Halley’s comet glides across the starry skies back in March 1986, shedding particles that will eventually approach Earth as Eta Aquarid meteors.
Coming through the inner solar system every 76 years, Halley melts a bit from the heat of the sun and sheds some pounds as gas, dust, and rocks break off. All this material then gets deposited in clouds of debris which follow the same orbit as the comet.
The result of this cosmic diet the comet undergoes is an annual shooting-star show, which this year is set to peak in the predawn hours of May 5, with rates of 10 to 50 meteors an hour – depending on local sky conditions. Our planet plows through the densest part of Halley’s debris cloud Saturday night into Monday morning.
While not as spectacular as its August cousin, the Perseids, the cool factor for sky-watchers is that all those modest shooting stars are bits of debris from Halley’s Comet. One other shower – the Orionids in October – shares the same royal pedigree.
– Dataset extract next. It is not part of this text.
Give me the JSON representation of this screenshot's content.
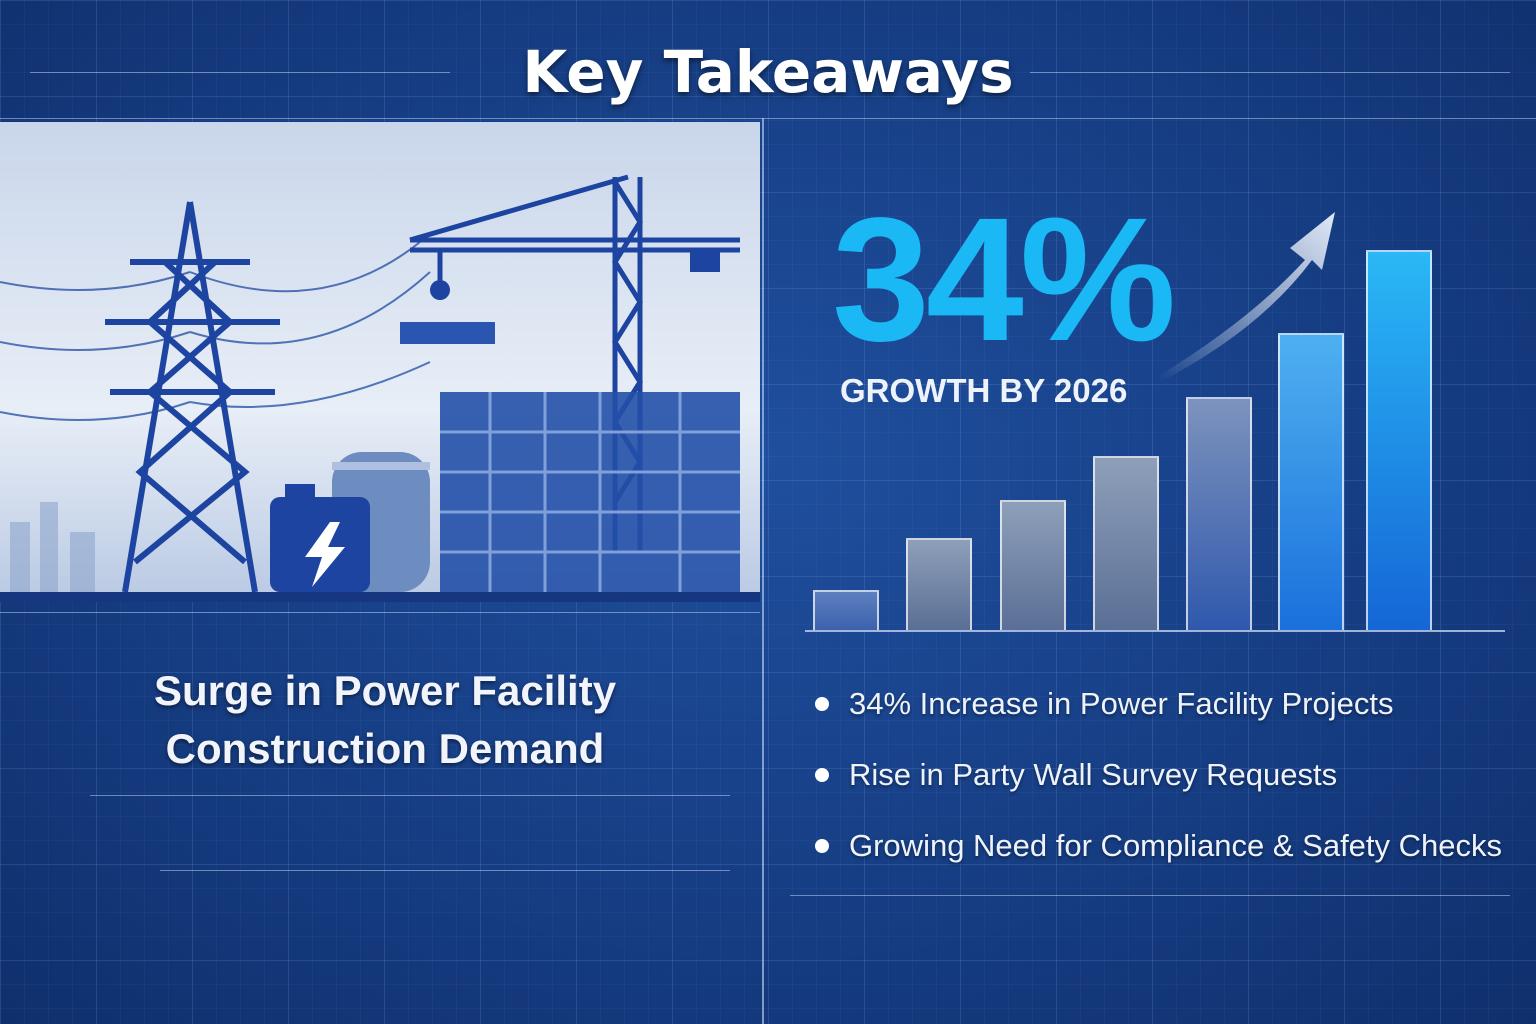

No telescopes or binoculars required to enjoy the show – just unaided eyes so that you can soak in as much of the overhead skies. The meteors will appear to radiate out from the constellation Aquarius – rising in the southeast around 3 am local time. Aquarids are known to be fast and bright, and because the waning crescent moon rises only around morning twilight, skywatchers stuck in light polluted suburbs should be able to catch at least a dozen per hour early Sunday morning. Best views will be from the Southern Hemisphere with meteor counts decreasing as you head into the Northern Hemisphere – by mid northern latitudes Aquarids tend to be falling at a trickle.
Halley’s last paid a visit back in 1986 and won’t return until 2061, but with some clear skies and patience, we can still marvel at its tiny but flashy, cosmic offspring this weekend.